My first adventures into mosaic were under the guidance of the wonderfully talented and eccentric Evi Ferrier in 1998. She facilitated a workshop series in which a whole lot of volunteers helped to mosaic the front of the art shed at Glyde-in Community Centre in East Fremantle. That’s me in the purple tie-dyed shirt and hat, creating my very first gecko mosaic, with Evi sitting alongside me filling in some of the background and offering encouragement.
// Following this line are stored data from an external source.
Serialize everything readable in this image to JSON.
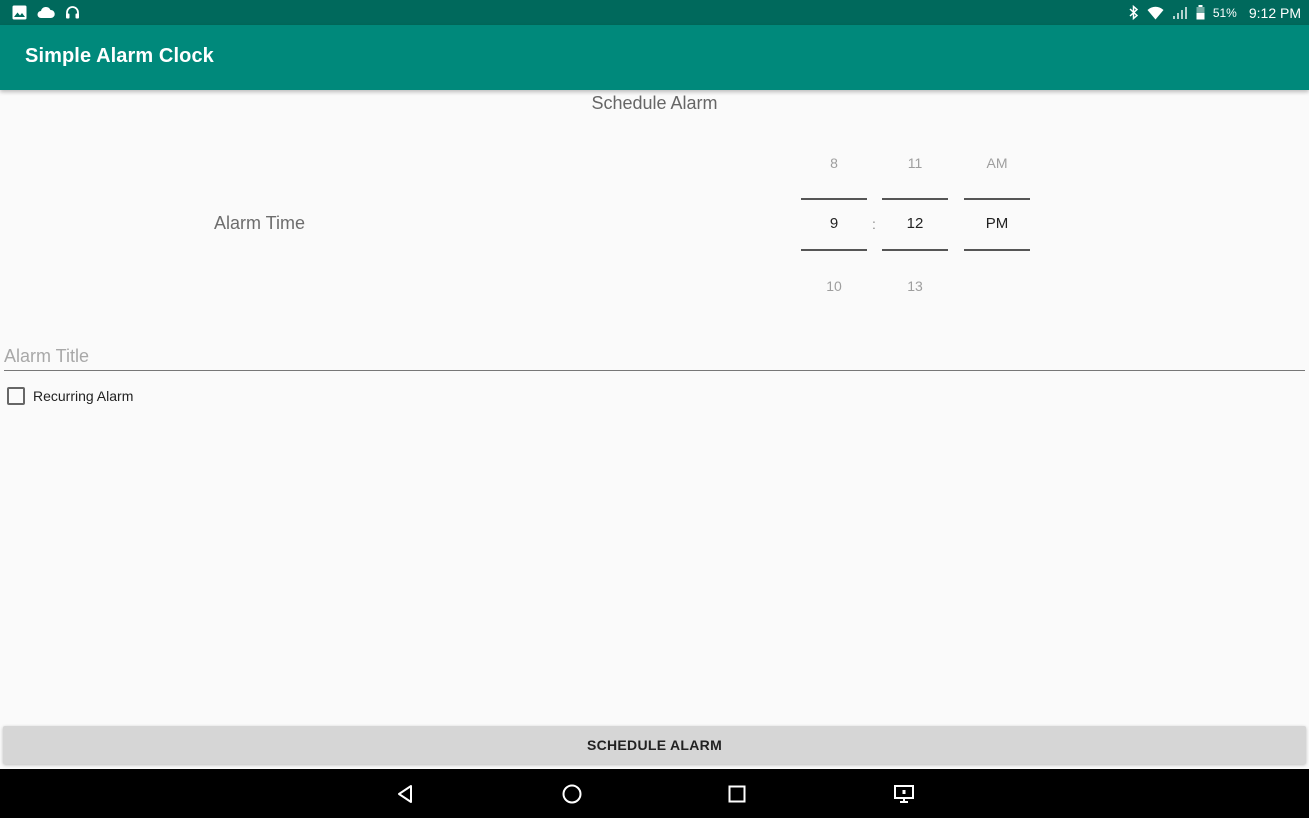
{
  "status_bar": {
    "left_icons": [
      "image-icon",
      "cloud-icon",
      "headset-icon"
    ],
    "right_icons": [
      "bluetooth-icon",
      "wifi-icon",
      "signal-icon",
      "battery-icon"
    ],
    "battery": "51%",
    "time": "9:12 PM",
    "background": "#00695c"
  },
  "app_bar": {
    "title": "Simple Alarm Clock",
    "background": "#00897b"
  },
  "main": {
    "section_title": "Schedule Alarm",
    "alarm_time_label": "Alarm Time",
    "picker": {
      "hour": {
        "prev": "8",
        "value": "9",
        "next": "10"
      },
      "separator": ":",
      "minute": {
        "prev": "11",
        "value": "12",
        "next": "13"
      },
      "ampm": {
        "prev": "AM",
        "value": "PM",
        "next": ""
      }
    },
    "title_field": {
      "placeholder": "Alarm Title",
      "value": ""
    },
    "recurring": {
      "label": "Recurring Alarm",
      "checked": false
    },
    "schedule_button": "SCHEDULE ALARM"
  },
  "nav_bar": {
    "buttons": [
      "back-icon",
      "home-icon",
      "recents-icon",
      "cast-icon"
    ]
  }
}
Some years later I attended another workshop with Evi, this one at her home in Mosman Park. She introduced us to a book called The Big Orange Splot, by Daniel Manus Pinkwater. It’s a rather cute children’s picture book and Evi read it to us to encourage us to be bold in our creations. The main character in the story is Mr. Plumbean, a man who paints his house to reflect his dreams rather than fitting in with the rest of the neat little box-houses in the street.
It was clear from Evi’s (very unusual) decor that she had taken Mr Plumbean’s example to heart. The house is mosaiced from top to bottom, inside and out, and it clearly does reflect her dreams. The bottom of the swimming pool, the garden walls, the sides of the house, internal walls – it’s a visual overload. That day, I came home and created my own orange splot house mosaic – both as an homage both to Evi and as a reminder to myself to remember be more like Mr Plumbean.
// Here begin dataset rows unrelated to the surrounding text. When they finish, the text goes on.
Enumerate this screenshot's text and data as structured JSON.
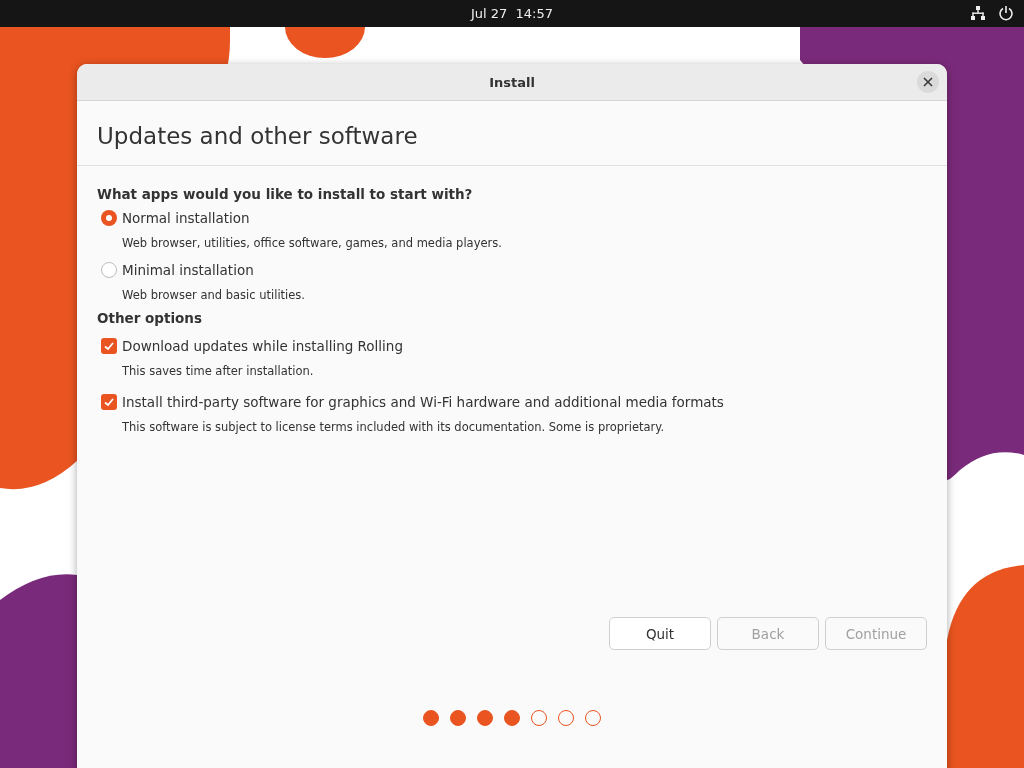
{
  "top_bar": {
    "clock": "Jul 27  14:57"
  },
  "window": {
    "title": "Install"
  },
  "page_title": "Updates and other software",
  "sections": [
    {
      "heading": "What apps would you like to install to start with?",
      "options": [
        {
          "kind": "radio",
          "label": "Normal installation",
          "description": "Web browser, utilities, office software, games, and media players.",
          "selected": true
        },
        {
          "kind": "radio",
          "label": "Minimal installation",
          "description": "Web browser and basic utilities.",
          "selected": false
        }
      ]
    },
    {
      "heading": "Other options",
      "options": [
        {
          "kind": "checkbox",
          "label": "Download updates while installing Rolling",
          "description": "This saves time after installation.",
          "checked": true
        },
        {
          "kind": "checkbox",
          "label": "Install third-party software for graphics and Wi-Fi hardware and additional media formats",
          "description": "This software is subject to license terms included with its documentation. Some is proprietary.",
          "checked": true
        }
      ]
    }
  ],
  "buttons": [
    {
      "label": "Quit",
      "disabled": false
    },
    {
      "label": "Back",
      "disabled": true
    },
    {
      "label": "Continue",
      "disabled": true
    }
  ],
  "steps": [
    {
      "done": true
    },
    {
      "done": true
    },
    {
      "done": true
    },
    {
      "done": true
    },
    {
      "done": false
    },
    {
      "done": false
    },
    {
      "done": false
    }
  ]
}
Having said that, I must confess that my own house is actually pretty mundane. It’s my garden that reflects my reluctance to be boring. It’s random and untidy and completely at odds with my oh-so-tidy neighbourhood – and I revel in it. This even extends to the verge outside our garden wall, where I grow sweet potatoes, loquats, strawberry guavas, rosemary, pigface (carpobrotus glaucescens) – and the grass I can’t quite seem to get rid of.
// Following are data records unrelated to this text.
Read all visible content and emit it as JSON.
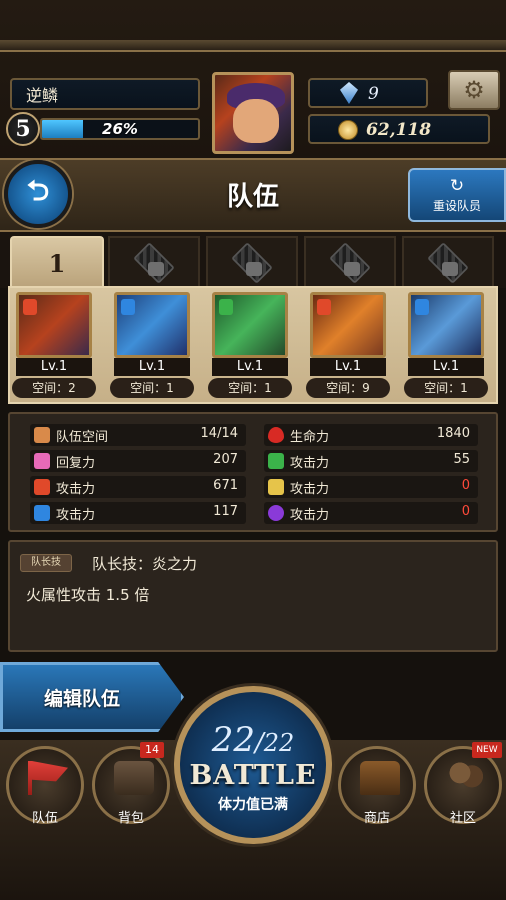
{
  "header": {
    "player_name": "逆鳞",
    "player_level": "5",
    "exp_percent_text": "26%",
    "exp_fraction": 0.26,
    "gems": "9",
    "coins": "62,118"
  },
  "title_bar": {
    "title": "队伍",
    "back_icon": "back-arrow-icon",
    "reset_icon": "refresh-icon",
    "reset_label": "重设队员"
  },
  "team_tabs": [
    {
      "label": "1",
      "locked": false
    },
    {
      "label": "",
      "locked": true
    },
    {
      "label": "",
      "locked": true
    },
    {
      "label": "",
      "locked": true
    },
    {
      "label": "",
      "locked": true
    }
  ],
  "members": [
    {
      "level": "Lv.1",
      "space": "空间：2",
      "element": "fire",
      "color": "#c9441d"
    },
    {
      "level": "Lv.1",
      "space": "空间：1",
      "element": "water",
      "color": "#2a6fc2"
    },
    {
      "level": "Lv.1",
      "space": "空间：1",
      "element": "wood",
      "color": "#2f9a3c"
    },
    {
      "level": "Lv.1",
      "space": "空间：9",
      "element": "fire",
      "color": "#d9651f"
    },
    {
      "level": "Lv.1",
      "space": "空间：1",
      "element": "water",
      "color": "#2a5fb0"
    }
  ],
  "stats": {
    "left": [
      {
        "label": "队伍空间",
        "value": "14/14",
        "icon": "flag-icon"
      },
      {
        "label": "回复力",
        "value": "207",
        "icon": "heart-icon"
      },
      {
        "label": "攻击力",
        "value": "671",
        "icon": "fire-icon"
      },
      {
        "label": "攻击力",
        "value": "117",
        "icon": "water-icon"
      }
    ],
    "right": [
      {
        "label": "生命力",
        "value": "1840",
        "icon": "blood-drop-icon"
      },
      {
        "label": "攻击力",
        "value": "55",
        "icon": "leaf-icon"
      },
      {
        "label": "攻击力",
        "value": "0",
        "icon": "light-icon"
      },
      {
        "label": "攻击力",
        "value": "0",
        "icon": "dark-moon-icon"
      }
    ]
  },
  "leader_skill": {
    "tag": "队长技",
    "name": "队长技：炎之力",
    "description": "火属性攻击 1.5 倍"
  },
  "edit_team_label": "编辑队伍",
  "battle": {
    "stamina_current": "22",
    "stamina_separator": "/",
    "stamina_max": "22",
    "label": "BATTLE",
    "status": "体力值已满"
  },
  "nav": {
    "team_label": "队伍",
    "bag_label": "背包",
    "bag_badge": "14",
    "shop_label": "商店",
    "community_label": "社区",
    "community_badge": "NEW"
  },
  "colors": {
    "accent_blue": "#2a77b8",
    "frame_gold": "#b6925a",
    "alert_red": "#c8281e"
  }
}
Every season brings something new in some part of my garden. Most days I go outside at least for a while, sometimes with a cup of tea and a book or (more often) to play with the hyper-active dogs. I inevitably see something I can tweak: a branch to prune, a plant to move or repot, some herbs that need picking, or a flower to photograph. The whole thing is an ever-evolving work-in-progress that makes me smile every single day. No exceptions.
Do you have dream – and does your house or garden reflect that vision?